Les entreprises commencent à relier leur site Web à un centre d’appels. Cette association favorise le développement de nouveaux services en direction de leurs clients. Mais Internet demeure minoritaire dans les projets CRM.

Nombre de marchés sont aujourd’hui soumis à une forte concurrence, et les clients, de plus en plus exigeants, sont aussi volatils. Ce constat est connu, et presque banal. Victimes de cette guerre commerciale, des entreprises françaises partent, néanmoins, à la recherche d’armes de reconquête. “Pour réussir, il faut mettre le client au centre de votre stratégie !”, martèlent les consultants. En clair : “Est-ce que je connais mes clients et leur potentiel ? Lesquels garder, lesquels abandonner ?

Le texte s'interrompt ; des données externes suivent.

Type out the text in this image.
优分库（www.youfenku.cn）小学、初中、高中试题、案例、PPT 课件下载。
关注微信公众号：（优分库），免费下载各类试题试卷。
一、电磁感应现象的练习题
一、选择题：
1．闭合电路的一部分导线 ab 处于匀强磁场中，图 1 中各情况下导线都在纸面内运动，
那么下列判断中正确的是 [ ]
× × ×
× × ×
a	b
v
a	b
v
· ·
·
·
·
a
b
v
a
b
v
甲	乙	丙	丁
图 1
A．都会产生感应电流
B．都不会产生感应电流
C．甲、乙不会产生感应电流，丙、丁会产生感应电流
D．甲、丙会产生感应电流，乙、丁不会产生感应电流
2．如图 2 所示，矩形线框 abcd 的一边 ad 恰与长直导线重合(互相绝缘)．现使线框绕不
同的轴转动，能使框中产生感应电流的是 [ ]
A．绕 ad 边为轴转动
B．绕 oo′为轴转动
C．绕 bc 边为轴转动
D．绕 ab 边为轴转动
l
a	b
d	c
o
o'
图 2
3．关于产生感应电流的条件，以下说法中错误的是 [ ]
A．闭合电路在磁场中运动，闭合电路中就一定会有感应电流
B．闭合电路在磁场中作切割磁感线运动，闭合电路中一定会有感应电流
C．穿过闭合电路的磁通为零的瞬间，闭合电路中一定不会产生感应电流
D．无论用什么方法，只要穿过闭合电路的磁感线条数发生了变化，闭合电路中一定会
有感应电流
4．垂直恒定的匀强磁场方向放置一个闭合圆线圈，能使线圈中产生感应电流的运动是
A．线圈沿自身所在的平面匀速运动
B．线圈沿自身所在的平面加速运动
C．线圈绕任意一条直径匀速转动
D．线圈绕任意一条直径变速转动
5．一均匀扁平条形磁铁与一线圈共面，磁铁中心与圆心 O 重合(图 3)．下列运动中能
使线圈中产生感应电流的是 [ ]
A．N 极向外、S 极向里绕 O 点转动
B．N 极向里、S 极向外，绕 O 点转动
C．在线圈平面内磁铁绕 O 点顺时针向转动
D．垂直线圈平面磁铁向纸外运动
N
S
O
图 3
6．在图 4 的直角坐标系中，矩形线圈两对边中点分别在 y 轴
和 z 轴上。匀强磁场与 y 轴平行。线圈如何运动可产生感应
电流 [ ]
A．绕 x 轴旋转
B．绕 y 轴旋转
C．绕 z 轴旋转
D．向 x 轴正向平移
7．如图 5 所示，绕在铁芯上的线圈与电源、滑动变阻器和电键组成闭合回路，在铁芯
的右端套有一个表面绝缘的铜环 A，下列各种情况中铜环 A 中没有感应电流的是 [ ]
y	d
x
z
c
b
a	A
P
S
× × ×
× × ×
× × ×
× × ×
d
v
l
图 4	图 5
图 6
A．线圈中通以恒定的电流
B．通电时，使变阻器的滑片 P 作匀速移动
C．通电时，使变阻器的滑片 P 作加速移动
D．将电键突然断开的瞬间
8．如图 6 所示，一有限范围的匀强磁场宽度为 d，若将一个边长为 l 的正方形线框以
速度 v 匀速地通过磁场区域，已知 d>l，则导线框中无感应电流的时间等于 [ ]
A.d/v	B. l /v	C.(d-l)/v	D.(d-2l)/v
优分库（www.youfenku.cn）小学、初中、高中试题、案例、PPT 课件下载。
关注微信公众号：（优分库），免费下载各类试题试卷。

C’est tout l’enjeu des projets de gestion de la relation clients actuels”, résume Christian Renard, directeur de l’activité CRM chez Cap Gemini Ernst & Young.Pour atteindre ces objectifs, l’entreprise doit avoir une vision unique de ses clients, de ses prospects et de ses partenaires. Pour cela, elle doit intégrer non seulement les informations traditionnelles (contrats et commandes en cours), mais également tout ce qui permet d’apprécier la valeur du client (historique des contacts, demandes d’information, devis en cours…). Bref, toutes informations qui ne figurent pas dans un système de back-office.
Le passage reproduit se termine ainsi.